「杜氏の郷」売却へ 6期連続純赤字 上越市が方針 市議会に説明

 上越市は約1億5000万円を出資する第三セクター、よしかわ杜氏の郷(吉川区)を民間企業に売却する。

 24日開かれた市議会文教経済常任委員会の所管事務調査で明らかにした。

 「杜氏の郷」は経営基盤の脆弱(ぜいじゃく)さから、前期まで6期連続で純赤字が続き、今期も純損失が避けられない見通し。

 「杜氏の郷」は1999年、旧吉川町の第三セクターとして創業。しかし日本酒市場の規模縮小により売上高は減少傾向をたどり、前期まで6期連続で経常赤字、純赤字を計上。市の第三セクター評価委員会は昨年度「民営化の検討」を行うよう指摘していた。

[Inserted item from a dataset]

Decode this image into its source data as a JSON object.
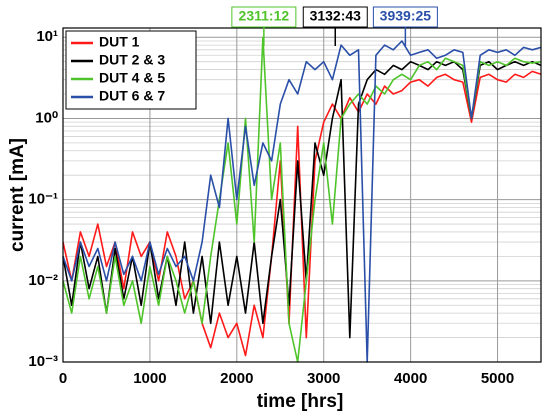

2022年3月期は中間期で売上高2400万円、純赤字は1200万円。

 市は譲渡に当たり、日本酒醸造文化と地域振興の方針継承、雇用の維持ができる地元企業を念頭に交渉を進める考え。来年6月に売却先の公募を開始し、10月には譲渡契約を締結したいとしている。

 小田基史産業観光交流部長は「最大の課題は民間の酒蔵より(経営体制が)脆弱だったことだ。雇用に最大限配慮しながら、吉川の酒造り文化を残しつつ、持続可能性のある企業に株式を譲渡したい」とした。